What is the volume of 0.0450mol/L Ag^+(aq) necessary to react exactly 18.5 of Zn(s)?
To determine the volume of 0.0450 mol/L Ag+(aq) necessary to react exactly with 18.5g of Zn(s), we can use stoichiometry and the balanced chemical equation for the reaction between Ag+(aq) and Zn(s).
The balanced chemical equation is: 2Ag+(aq) + Zn(s) -> Zn2+(aq) + 2Ag(s)
From the balanced equation, we can see that 2 moles of Ag+(aq) are required for every 1 mole of Zn(s) that reacts. Therefore, the molar ratio between Ag+(aq) and Zn(s) is 2:1.

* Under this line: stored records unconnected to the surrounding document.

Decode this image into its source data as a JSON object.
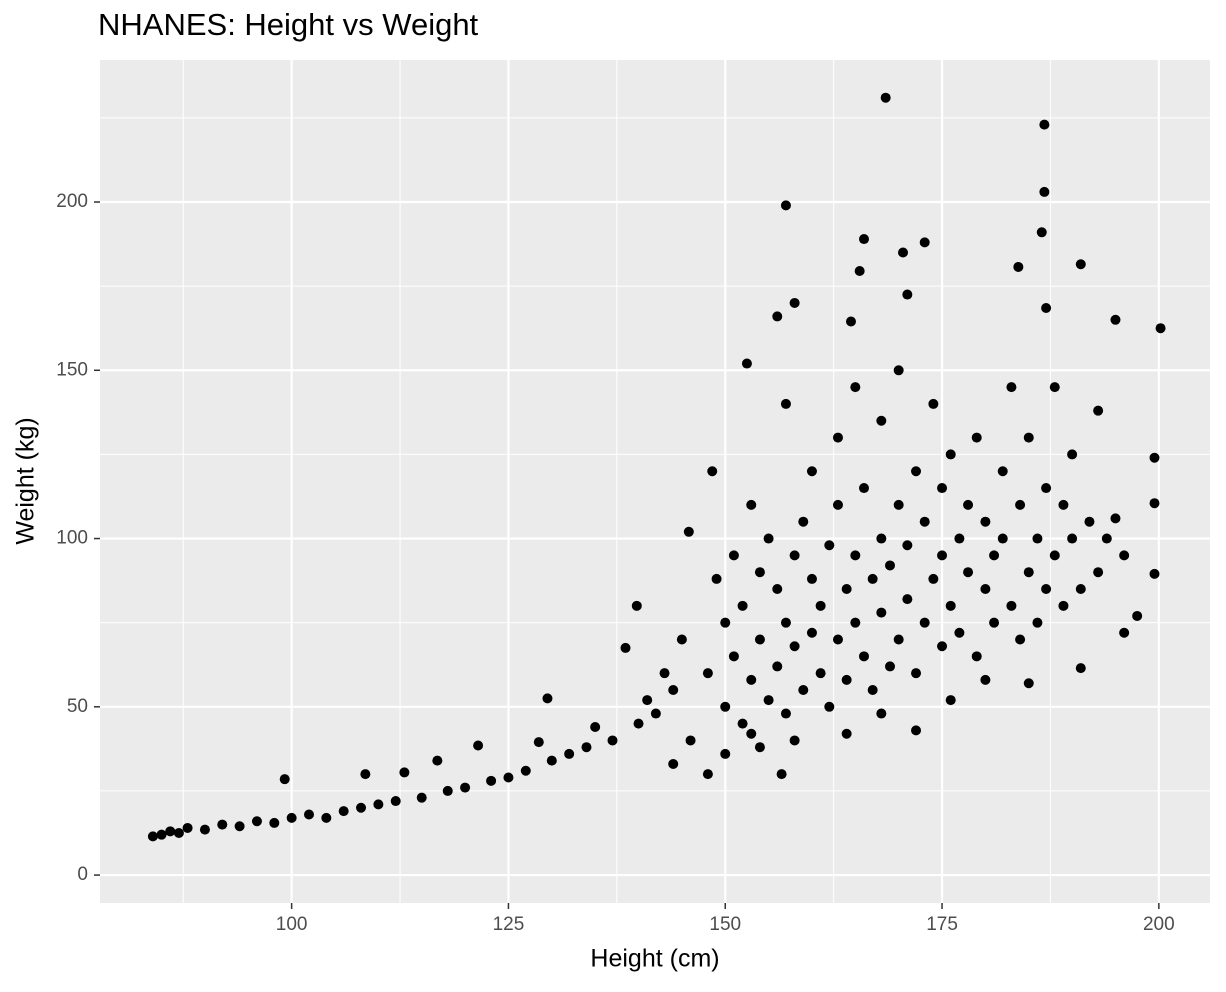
{
  "chart_data": {
    "type": "scatter",
    "title": "NHANES: Height vs Weight",
    "x_label": "Height (cm)",
    "y_label": "Weight (kg)",
    "color": "#000000",
    "panel_color": "#ebebeb",
    "grid": true,
    "xlim": [
      77.9,
      205.9
    ],
    "ylim": [
      -8.3,
      242.2
    ],
    "xticks": [
      100,
      125,
      150,
      175,
      200
    ],
    "yticks": [
      0,
      50,
      100,
      150,
      200
    ],
    "x_minor_breaks": [
      87.5,
      112.5,
      137.5,
      162.5,
      187.5
    ],
    "y_minor_breaks": [
      25,
      75,
      125,
      175,
      225
    ],
    "x": [
      84,
      85,
      86,
      87,
      88,
      90,
      92,
      94,
      96,
      98,
      99.2,
      100,
      102,
      104,
      106,
      108,
      108.5,
      110,
      112,
      113,
      115,
      116.8,
      118,
      120,
      121.5,
      123,
      125,
      127,
      128.5,
      129.5,
      130,
      132,
      134,
      135,
      137,
      138.5,
      139.8,
      140,
      141,
      142,
      143,
      144,
      145,
      148,
      149,
      150,
      150,
      151,
      151,
      152,
      152,
      153,
      153,
      154,
      154,
      155,
      155,
      156,
      156,
      157,
      157,
      157,
      158,
      158,
      159,
      159,
      160,
      160,
      160,
      161,
      161,
      162,
      162,
      163,
      163,
      163,
      164,
      164,
      165,
      165,
      165,
      166,
      166,
      167,
      167,
      168,
      168,
      168,
      169,
      169,
      170,
      170,
      170,
      171,
      171,
      172,
      172,
      173,
      173,
      174,
      174,
      175,
      175,
      175,
      176,
      176,
      177,
      177,
      178,
      178,
      179,
      179,
      180,
      180,
      181,
      181,
      182,
      182,
      183,
      183,
      184,
      184,
      185,
      185,
      186,
      186,
      187,
      187,
      188,
      188,
      189,
      189,
      190,
      190,
      191,
      192,
      193,
      193,
      194,
      195,
      196,
      164,
      168,
      172,
      176,
      180,
      158,
      154,
      150,
      146,
      144,
      148,
      168.5,
      186.8,
      186.8,
      186.5,
      157,
      166,
      173,
      170.5,
      191,
      183.8,
      165.5,
      200.2,
      195,
      171,
      158,
      156,
      187,
      164.5,
      152.5,
      199.5,
      199.5,
      199.5,
      197.5,
      196,
      191,
      185,
      156.5,
      153,
      148.5,
      145.8
    ],
    "values": [
      11.5,
      12,
      13,
      12.5,
      14,
      13.5,
      15,
      14.5,
      16,
      15.5,
      28.5,
      17,
      18,
      17,
      19,
      20,
      30,
      21,
      22,
      30.5,
      23,
      34,
      25,
      26,
      38.5,
      28,
      29,
      31,
      39.5,
      52.5,
      34,
      36,
      38,
      44,
      40,
      67.5,
      80,
      45,
      52,
      48,
      60,
      55,
      70,
      60,
      88,
      50,
      75,
      65,
      95,
      45,
      80,
      58,
      110,
      70,
      90,
      52,
      100,
      62,
      85,
      48,
      75,
      140,
      68,
      95,
      55,
      105,
      72,
      88,
      120,
      60,
      80,
      50,
      98,
      70,
      110,
      130,
      58,
      85,
      75,
      95,
      145,
      65,
      115,
      55,
      88,
      78,
      100,
      135,
      62,
      92,
      70,
      110,
      150,
      82,
      98,
      60,
      120,
      75,
      105,
      88,
      140,
      68,
      95,
      115,
      80,
      125,
      72,
      100,
      90,
      110,
      65,
      130,
      85,
      105,
      75,
      95,
      100,
      120,
      80,
      145,
      70,
      110,
      90,
      130,
      100,
      75,
      115,
      85,
      95,
      145,
      80,
      110,
      100,
      125,
      85,
      105,
      90,
      138,
      100,
      106,
      95,
      42,
      48,
      43,
      52,
      58,
      40,
      38,
      36,
      40,
      33,
      30,
      231,
      223,
      203,
      191,
      199,
      189,
      188,
      185,
      181.5,
      180.7,
      179.5,
      162.5,
      165,
      172.5,
      170,
      166,
      168.5,
      164.5,
      152,
      124,
      110.5,
      89.5,
      77,
      72,
      61.5,
      57,
      30,
      42,
      120,
      102
    ]
  }
}
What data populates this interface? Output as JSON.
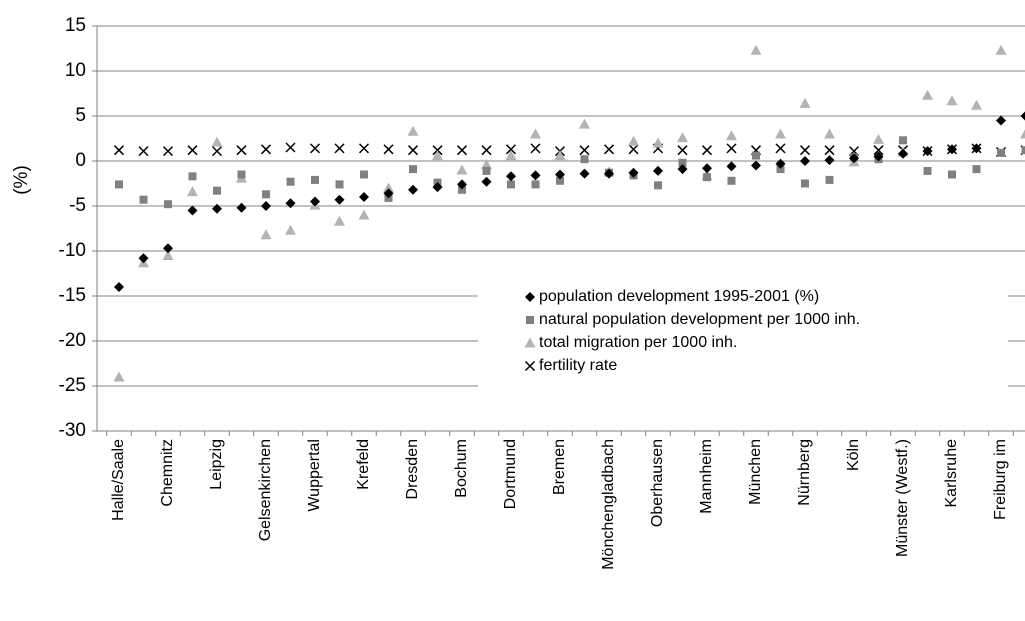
{
  "chart_data": {
    "type": "scatter",
    "y_label": "(%)",
    "categories": [
      "Halle/Saale",
      null,
      "Chemnitz",
      null,
      "Leipzig",
      null,
      "Gelsenkirchen",
      null,
      "Wuppertal",
      null,
      "Krefeld",
      null,
      "Dresden",
      null,
      "Bochum",
      null,
      "Dortmund",
      null,
      "Bremen",
      null,
      "Mönchengladbach",
      null,
      "Oberhausen",
      null,
      "Mannheim",
      null,
      "München",
      null,
      "Nürnberg",
      null,
      "Köln",
      null,
      "Münster (Westf.)",
      null,
      "Karlsruhe",
      null,
      "Freiburg im",
      null
    ],
    "series": [
      {
        "name": "population development 1995-2001 (%)",
        "color": "#000000",
        "marker": "diamond",
        "values": [
          -14.0,
          -10.8,
          -9.7,
          -5.5,
          -5.3,
          -5.2,
          -5.0,
          -4.7,
          -4.5,
          -4.3,
          -4.0,
          -3.6,
          -3.2,
          -2.9,
          -2.6,
          -2.3,
          -1.7,
          -1.6,
          -1.5,
          -1.4,
          -1.4,
          -1.3,
          -1.1,
          -0.9,
          -0.8,
          -0.6,
          -0.5,
          -0.3,
          0.0,
          0.1,
          0.3,
          0.5,
          0.8,
          1.1,
          1.3,
          1.4,
          4.5,
          5.0
        ]
      },
      {
        "name": "natural population development per 1000 inh.",
        "color": "#808080",
        "marker": "square",
        "values": [
          -2.6,
          -4.3,
          -4.8,
          -1.7,
          -3.3,
          -1.5,
          -3.7,
          -2.3,
          -2.1,
          -2.6,
          -1.5,
          -4.1,
          -0.9,
          -2.4,
          -3.2,
          -1.1,
          -2.6,
          -2.6,
          -2.2,
          0.2,
          -1.3,
          -1.6,
          -2.7,
          -0.2,
          -1.8,
          -2.2,
          0.6,
          -0.9,
          -2.5,
          -2.1,
          0.4,
          0.2,
          2.3,
          -1.1,
          -1.5,
          -0.9,
          0.9,
          1.2
        ]
      },
      {
        "name": "total migration per 1000 inh.",
        "color": "#b3b3b3",
        "marker": "triangle",
        "values": [
          -24.0,
          -11.3,
          -10.5,
          -3.4,
          2.1,
          -1.9,
          -8.2,
          -7.7,
          -4.9,
          -6.7,
          -6.0,
          -3.0,
          3.3,
          0.6,
          -1.0,
          -0.4,
          0.6,
          3.0,
          0.6,
          4.1,
          -1.2,
          2.2,
          2.0,
          2.6,
          -1.6,
          2.8,
          12.3,
          3.0,
          6.4,
          3.0,
          -0.1,
          2.4,
          1.0,
          7.3,
          6.7,
          6.2,
          12.3,
          3.0
        ]
      },
      {
        "name": "fertility rate",
        "color": "#000000",
        "marker": "x",
        "values": [
          1.2,
          1.1,
          1.1,
          1.2,
          1.1,
          1.2,
          1.3,
          1.5,
          1.4,
          1.4,
          1.4,
          1.3,
          1.2,
          1.2,
          1.2,
          1.2,
          1.3,
          1.4,
          1.1,
          1.2,
          1.3,
          1.3,
          1.4,
          1.2,
          1.2,
          1.4,
          1.2,
          1.4,
          1.2,
          1.2,
          1.1,
          1.2,
          1.2,
          1.1,
          1.3,
          1.4,
          1.0,
          1.2
        ]
      }
    ],
    "ylim": [
      -30,
      15
    ],
    "yticks": [
      -30,
      -25,
      -20,
      -15,
      -10,
      -5,
      0,
      5,
      10,
      15
    ],
    "grid": true
  }
}
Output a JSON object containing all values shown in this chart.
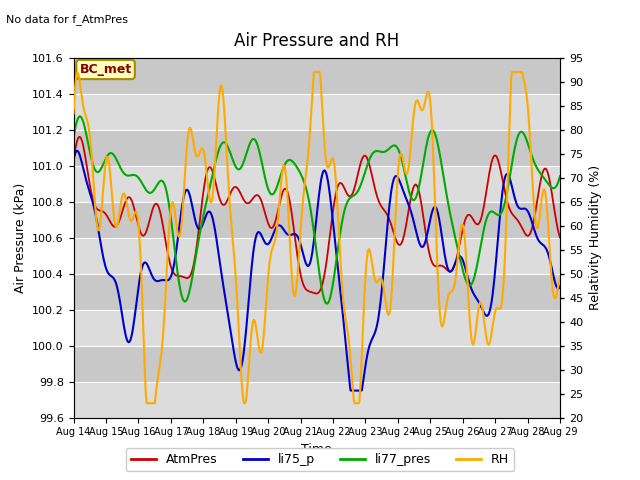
{
  "title": "Air Pressure and RH",
  "subtitle": "No data for f_AtmPres",
  "xlabel": "Time",
  "ylabel_left": "Air Pressure (kPa)",
  "ylabel_right": "Relativity Humidity (%)",
  "annotation": "BC_met",
  "ylim_left": [
    99.6,
    101.6
  ],
  "ylim_right": [
    20,
    95
  ],
  "yticks_left": [
    99.6,
    99.8,
    100.0,
    100.2,
    100.4,
    100.6,
    100.8,
    101.0,
    101.2,
    101.4,
    101.6
  ],
  "yticks_right": [
    20,
    25,
    30,
    35,
    40,
    45,
    50,
    55,
    60,
    65,
    70,
    75,
    80,
    85,
    90,
    95
  ],
  "xtick_labels": [
    "Aug 14",
    "Aug 15",
    "Aug 16",
    "Aug 17",
    "Aug 18",
    "Aug 19",
    "Aug 20",
    "Aug 21",
    "Aug 22",
    "Aug 23",
    "Aug 24",
    "Aug 25",
    "Aug 26",
    "Aug 27",
    "Aug 28",
    "Aug 29"
  ],
  "colors": {
    "AtmPres": "#CC0000",
    "li75_p": "#0000CC",
    "li77_pres": "#00AA00",
    "RH": "#FFAA00"
  },
  "legend_labels": [
    "AtmPres",
    "li75_p",
    "li77_pres",
    "RH"
  ],
  "bg_band_light": "#DCDCDC",
  "bg_band_dark": "#C8C8C8",
  "title_fontsize": 12,
  "subtitle_fontsize": 8,
  "axis_label_fontsize": 9,
  "tick_fontsize": 8,
  "xtick_fontsize": 7,
  "legend_fontsize": 9
}
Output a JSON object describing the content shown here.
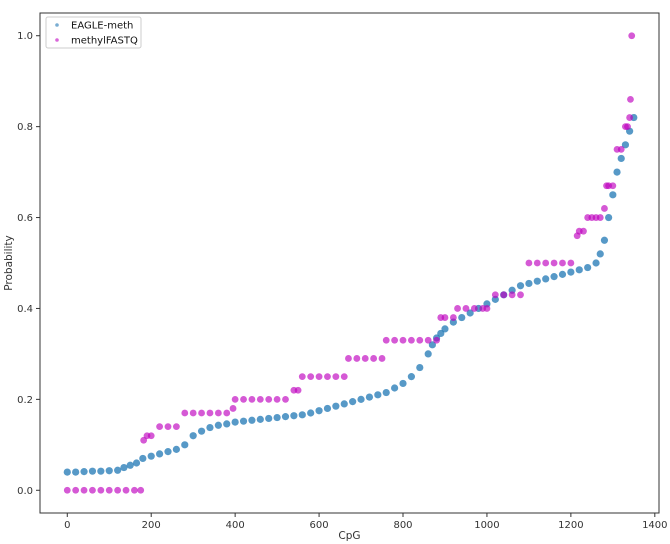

First, we need to determine the number of moles of Zn(s) in 18.5g.
Number of moles of Zn(s) = mass / molar mass
Molar mass of Zn(s) = 65.38 g/mol (from periodic table)
Number of moles of Zn(s) = 18.5g / 65.38 g/mol = 0.2823 mol
Since the molar ratio between Ag+(aq) and Zn(s) is 2:1, we need to have half the amount of Ag+(aq) compared to Zn(s) for the reaction to be complete.
Number of moles of Ag+(aq) = 0.2823 mol / 2 = 0.1411 mol
Finally, we can calculate the volume of the 0.0450 mol/L Ag+(aq) solution needed using its molarity:
Volume of Ag+(aq) = number of moles / molarity = 0.1411 mol / 0.0450 mol/L = 3.14 L
Therefore, approximately 3.14 liters of the 0.0450 mol/L Ag+(aq) solution is necessary to react exactly with 18.5g of Zn(s).